More work remains for the NOC Elders. They have to ask for new nominations for the contentious position of President. Before that is done, it is important to amend sections of the NOC constitution that has excluded almost everyone from contesting that office.

Another important assignment for NOC Elders is to get Mr. Ndanusa and Mr. Gumel off the race. They have NOTHING (absolutely NOTHING) to offer the Olympic movement in Nigeria. For them, the presidency provides just additional title to the many they bear, without any plans to make meaningful contributions to the organisation.

Even if they have plans, they do not have the capacity (time, energy, vision, vibrancy, commitment, dedication, knowledge and aura) the Olympic movement in Nigeria requires at the moment.

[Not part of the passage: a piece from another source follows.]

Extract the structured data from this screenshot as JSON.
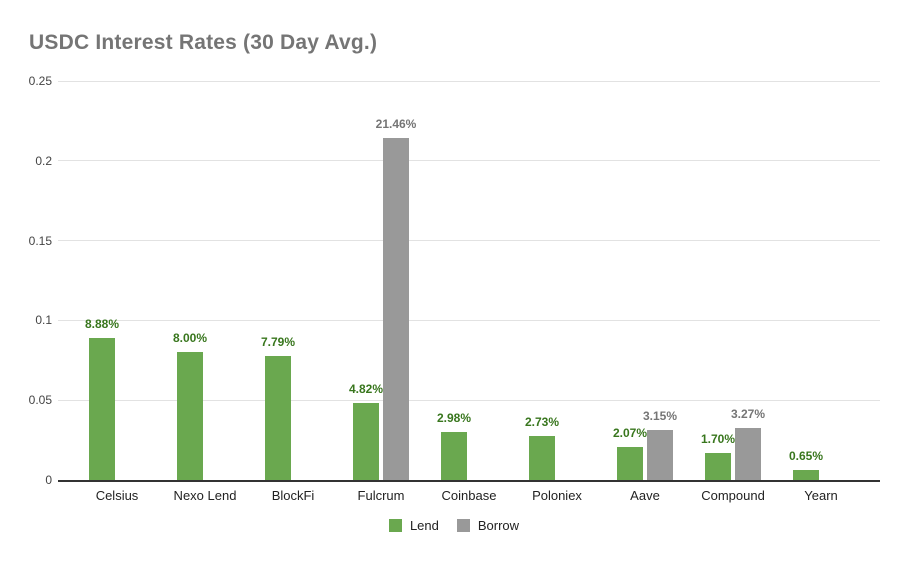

I have earlier described them as distractions to the NOC. I think they are becoming obstructions too!

I would go through their credentials again even at the risk of boring those who have following this campaign. Mr. Ndanusa is the Minister of Sports/Chairman of the National Sports Commission, Vice President of the African Tennis Confederation, President of Nigeria Tennis Federation, a water engineer, serving in many committees and interventions to make water available to Nigerians. Where would he find the time to run the NOC?

There is even the larger moral question involved in a man who presides over all sports in Nigeria (government business) taking over the NOC, a private side of sports. If there are disputes between the NOC and a sports federation that comes to him for adjudication where would he stand? What informs this grabbing attitude?

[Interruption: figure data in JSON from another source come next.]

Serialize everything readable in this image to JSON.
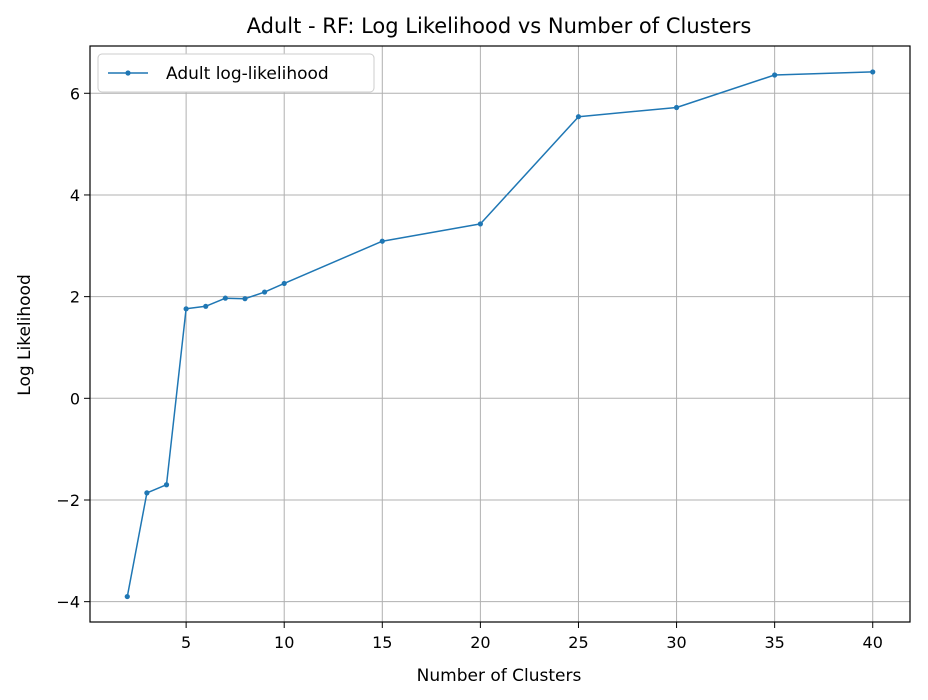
{
  "chart_data": {
    "type": "line",
    "title": "Adult - RF: Log Likelihood vs Number of Clusters",
    "xlabel": "Number of Clusters",
    "ylabel": "Log Likelihood",
    "xlim": [
      0.1,
      41.9
    ],
    "ylim": [
      -4.4,
      6.93
    ],
    "xticks": [
      5,
      10,
      15,
      20,
      25,
      30,
      35,
      40
    ],
    "yticks": [
      -4,
      -2,
      0,
      2,
      4,
      6
    ],
    "xtick_labels": [
      "5",
      "10",
      "15",
      "20",
      "25",
      "30",
      "35",
      "40"
    ],
    "ytick_labels": [
      "−4",
      "−2",
      "0",
      "2",
      "4",
      "6"
    ],
    "grid": true,
    "legend_position": "top-left",
    "series": [
      {
        "name": "Adult log-likelihood",
        "color": "#1f77b4",
        "x": [
          2,
          3,
          4,
          5,
          6,
          7,
          8,
          9,
          10,
          15,
          20,
          25,
          30,
          35,
          40
        ],
        "y": [
          -3.9,
          -1.86,
          -1.7,
          1.76,
          1.81,
          1.97,
          1.96,
          2.09,
          2.26,
          3.09,
          3.43,
          5.54,
          5.72,
          6.36,
          6.42
        ]
      }
    ]
  }
}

Mr. Ndanusa is making every effort to free himself of allegations of forging documents to qualify for the election. I wish him luck in that enterprise, but he should concentrate in running sports. He has made little success of that beat just as his anonymity with tennis continues, yet he would not relieve himself of the burden of being Minister of
Sports and President of the Tennis Federation.
Mr. Gumel was President of the NOC for eight years, IOC Member in Nigeria, Vice President of the International Volleyball Federation, Treasurer of the Association of Olympic Committees of Africa, ANOCA, and President of the Nigeria Volleyball Federation, as well former President of the Nigerian Society of Engineers, Council of Registered Engineers of Nigeria, positions that put him in many committees on engineering.

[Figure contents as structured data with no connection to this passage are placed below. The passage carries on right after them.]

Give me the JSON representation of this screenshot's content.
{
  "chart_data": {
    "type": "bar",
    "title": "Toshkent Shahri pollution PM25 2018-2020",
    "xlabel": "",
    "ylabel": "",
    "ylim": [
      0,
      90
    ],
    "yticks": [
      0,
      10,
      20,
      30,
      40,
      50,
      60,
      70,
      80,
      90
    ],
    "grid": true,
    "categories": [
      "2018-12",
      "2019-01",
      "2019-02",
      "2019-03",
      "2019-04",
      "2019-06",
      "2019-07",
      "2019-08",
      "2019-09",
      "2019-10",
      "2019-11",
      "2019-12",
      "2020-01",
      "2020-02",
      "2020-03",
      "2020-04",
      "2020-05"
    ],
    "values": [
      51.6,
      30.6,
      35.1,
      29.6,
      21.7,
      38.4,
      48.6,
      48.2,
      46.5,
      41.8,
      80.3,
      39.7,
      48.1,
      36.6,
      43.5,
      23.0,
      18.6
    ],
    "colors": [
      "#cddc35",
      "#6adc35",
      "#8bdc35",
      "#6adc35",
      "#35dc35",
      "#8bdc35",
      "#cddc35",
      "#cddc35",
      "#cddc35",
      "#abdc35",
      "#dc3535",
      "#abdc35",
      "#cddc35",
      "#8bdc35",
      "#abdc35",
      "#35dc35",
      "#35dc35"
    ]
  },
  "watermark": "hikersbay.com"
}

His own moral burden too has to do with how as IOC Member, he would tackle issues with sports federations, including his volleyball and then the NOC. He too should quit and keep his IOC position. Volleyball in Nigeria can do with another President.

People who point to examples of countries where their sports personalities operate in multiple capacities fail to recognise the multi-skills involved, which are lacking here, and the fact that in those places, sports organisations function effectively because of the quality of individuals in their various committees. The same committees in Nigeria are peopled with cronies, whose only qualification is that they have the connections to the sharks of Nigerian sports.

Once the NOC Elders are able to clear the path of these obstacles, the elections should hold (may I repeat without Ndanusa and Gumel contesting) to pave the way for a direction of selfless services to Nigerian sports.

All those taking contrary positions know that they are placing the interests of Nigerian sports beside those of individuals who are in a title race that is an end in itself.

Neither Ndanusa nor Gumel should be President of the NOC. They cannot provide the leadership the NOC requires because of the demands of their other responsibilities. I have to keep repeating this as both men have ceased to listen.

Our $236,000
SILENCE over $236,000 missing from the Nigeria Football Association since last March should worry anyone who knows how easily this meagre sum can be forgotten. FIFA giving us $1 million to prepare for the World Cup is not good reason to allow $236,000 to disappear. All the outrage has gone. My fears are that with the inexhaustible euphoria over Nigeria’s qualification for the 2010 World Cup, it would not be too long before discussions on this money disappear too.